If it's the OOM killer which is responsible, you'll either need to find a way to allocate additional RAM to the virtual machine (Can you nudge it up to 6 GBytes? Can you add additional physical RAM to your host system?), or rearrange your Fortran program to reduce its memory requirements.
Thank you dariusd
here it is what the "dmsg" command reports:
[ 1036.251805] [ 2786] 1000 2786 3464195 915345 3868 984519 0 SISLDG-swe
[ 1036.251806] Out of memory: Kill process 2786 (SISLDG-swe) score 924 or sacrifice child
[ 1036.251808] Killed process 2786 (SISLDG-swe) total-vm:13856780kB, anon-rss:3661332kB, file-rss:48kB
Do you think I can estimate the amount of RAM needed by my program (SISLDG-swe) before running it?

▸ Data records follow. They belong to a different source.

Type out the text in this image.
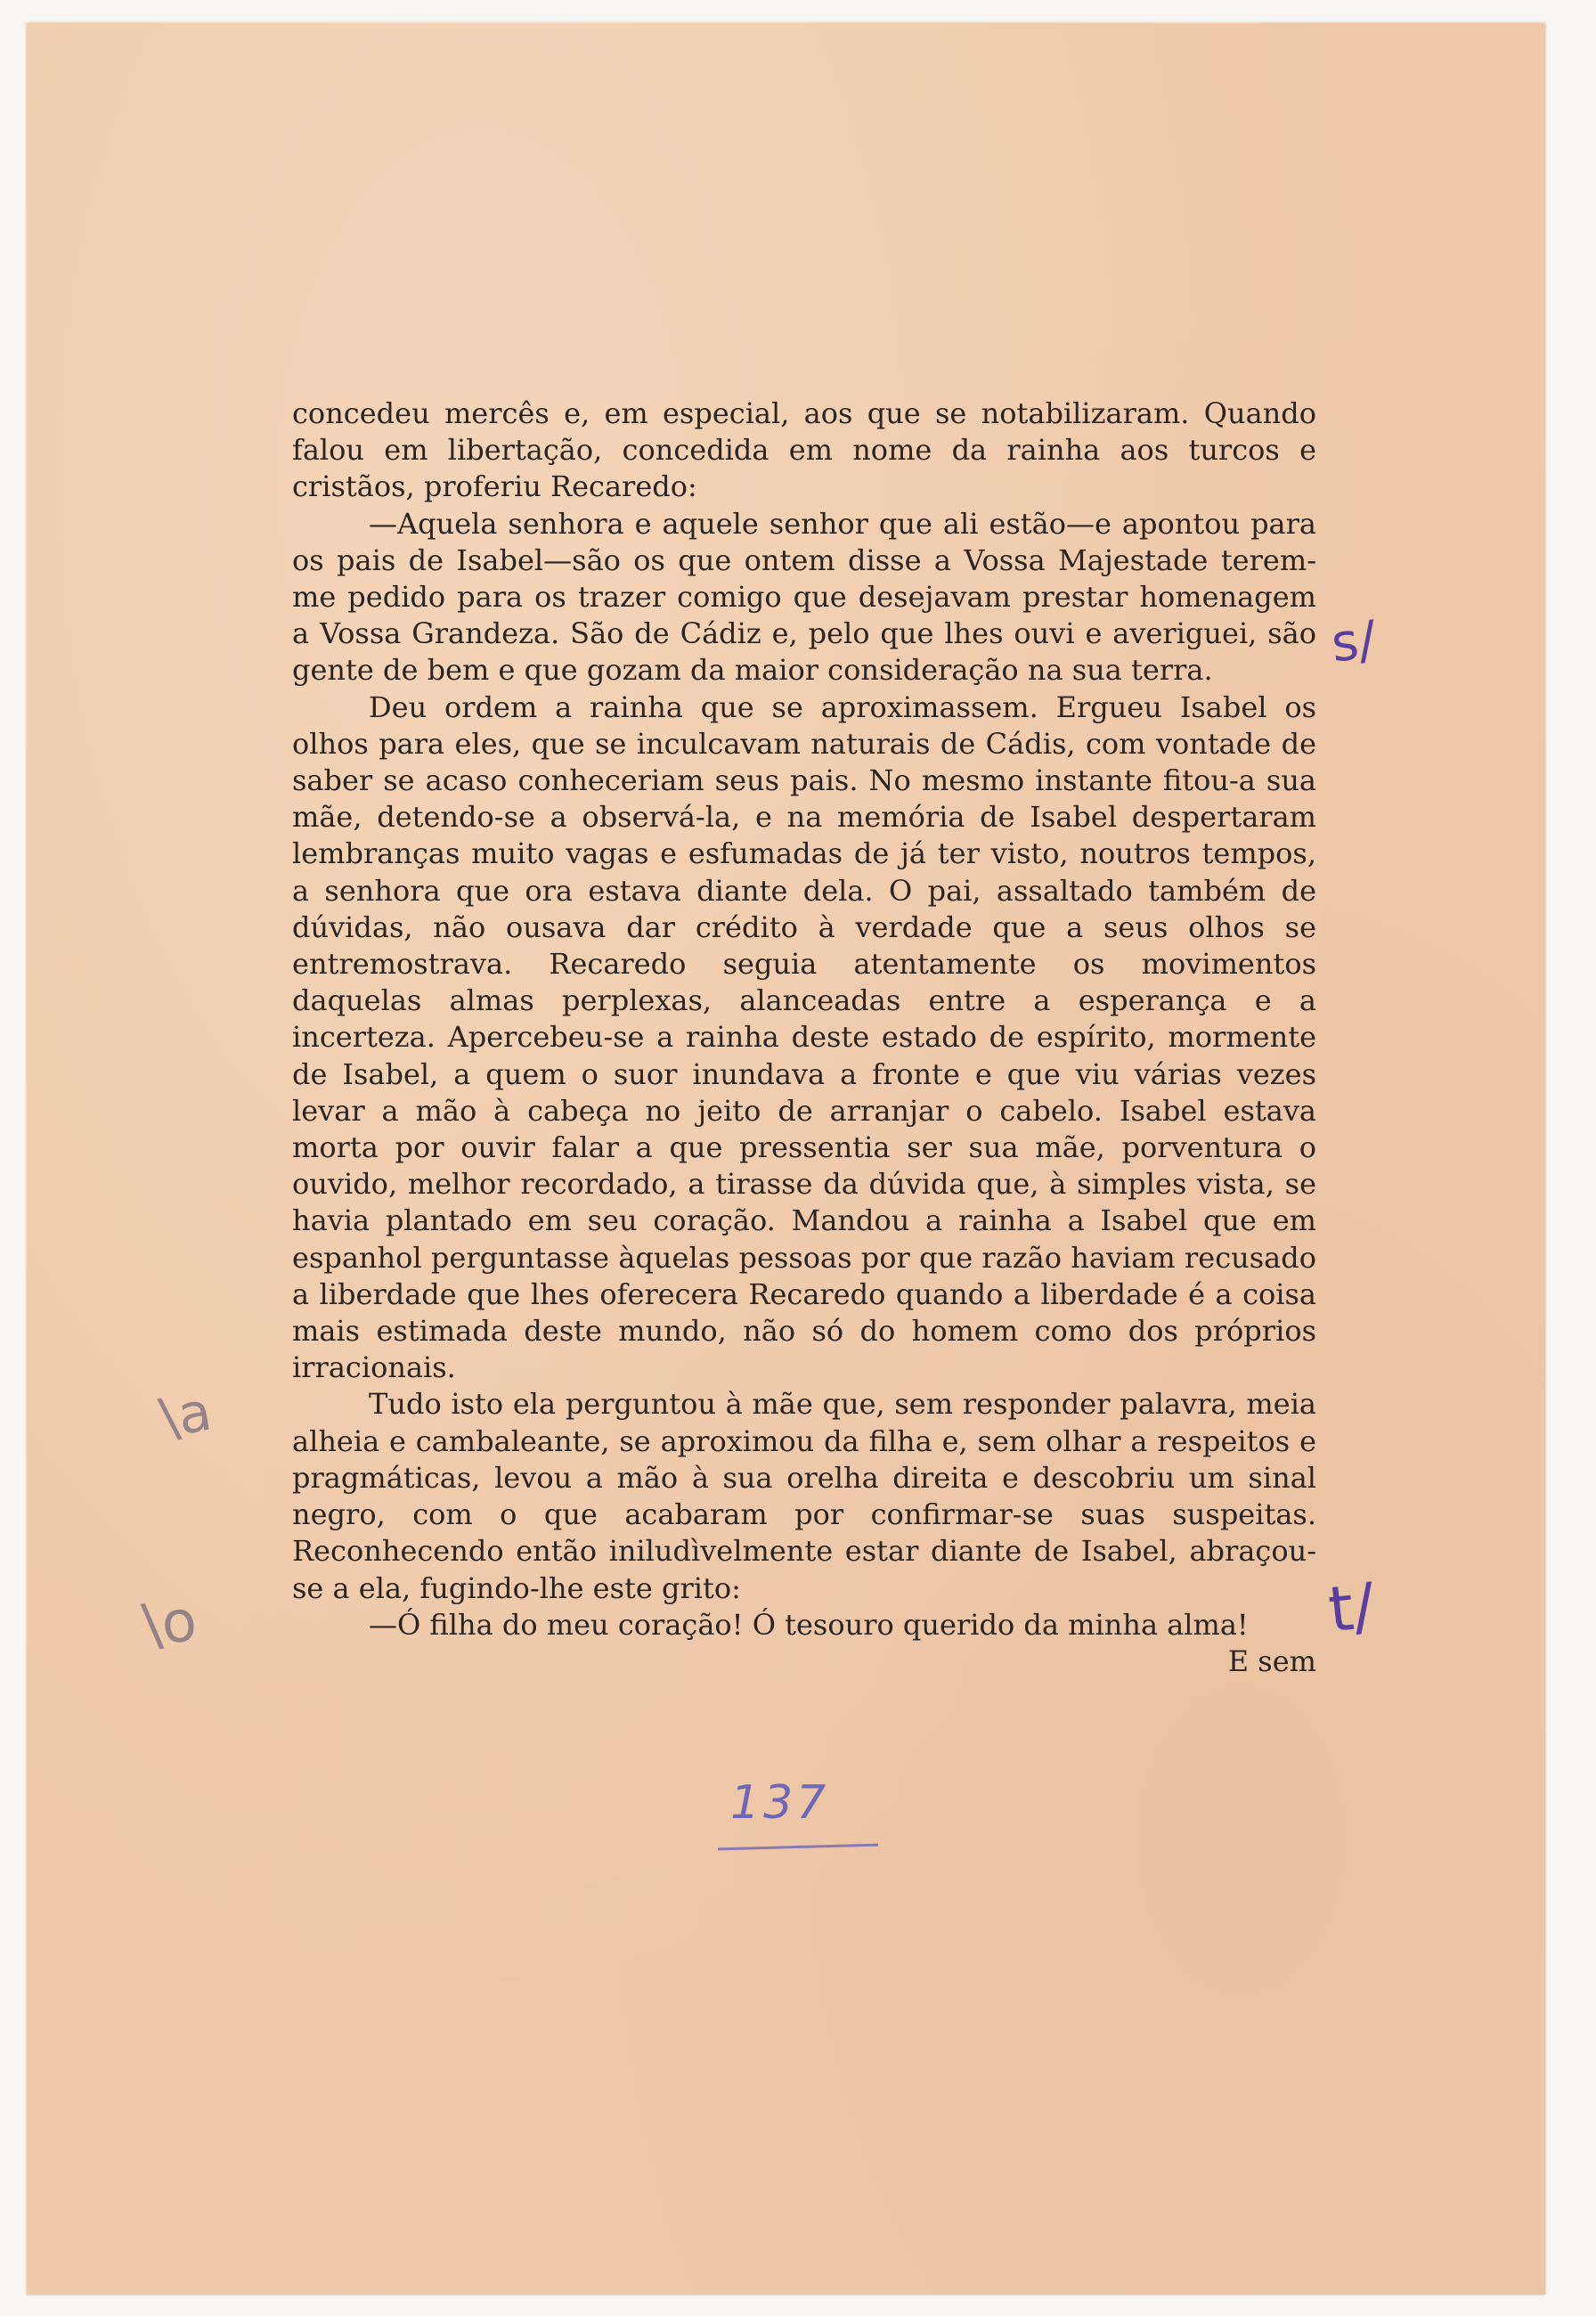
concedeu mercês e, em especial, aos que se notabilizaram. Quando falou em libertação, concedida em nome da rainha aos turcos e cristãos, proferiu Recaredo:

—Aquela senhora e aquele senhor que ali estão—e apontou para os pais de Isabel—são os que ontem disse a Vossa Majestade terem-me pedido para os trazer comigo que desejavam prestar homenagem a Vossa Grandeza. São de Cádiz e, pelo que lhes ouvi e averiguei, são gente de bem e que gozam da maior consideração na sua terra.

Deu ordem a rainha que se aproximassem. Ergueu Isabel os olhos para eles, que se inculcavam naturais de Cádis, com vontade de saber se acaso conheceriam seus pais. No mesmo instante fitou-a sua mãe, detendo-se a observá-la, e na memória de Isabel despertaram lembranças muito vagas e esfumadas de já ter visto, noutros tempos, a senhora que ora estava diante dela. O pai, assaltado também de dúvidas, não ousava dar crédito à verdade que a seus olhos se entremostrava. Recaredo seguia atentamente os movimentos daquelas almas perplexas, alanceadas entre a esperança e a incerteza. Apercebeu-se a rainha deste estado de espírito, mormente de Isabel, a quem o suor inundava a fronte e que viu várias vezes levar a mão à cabeça no jeito de arranjar o cabelo. Isabel estava morta por ouvir falar a que pressentia ser sua mãe, porventura o ouvido, melhor recordado, a tirasse da dúvida que, à simples vista, se havia plantado em seu coração. Mandou a rainha a Isabel que em espanhol perguntasse àquelas pessoas por que razão haviam recusado a liberdade que lhes oferecera Recaredo quando a liberdade é a coisa mais estimada deste mundo, não só do homem como dos próprios irracionais.

Tudo isto ela perguntou à mãe que, sem responder palavra, meia alheia e cambaleante, se aproximou da filha e, sem olhar a respeitos e pragmáticas, levou a mão à sua orelha direita e descobriu um sinal negro, com o que acabaram por confirmar-se suas suspeitas. Reconhecendo então iniludìvelmente estar diante de Isabel, abraçou-se a ela, fugindo-lhe este grito:

—Ó filha do meu coração! Ó tesouro querido da minha alma!

E sem
s/
t/
\a
\o
137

Is there a quick and simple way to do this?
There's no straightforward way to estimate the program's memory usage without inspecting its input and algorithm. Clearly it needs to use more than 3.66 GBytes.
Try powering the VM off and then adjusting its memory allocation up from 4096 MB towards 6320 MB. You might also be able to configure swap space within the Ubuntu guest, which will use hard disk space as extra "memory"... but that will be very slow, particularly for a computationally intensive workload. Your best option is to try increasing the amount of RAM available to the virtual machine, adding more physical RAM to the host if necessary (and if possible).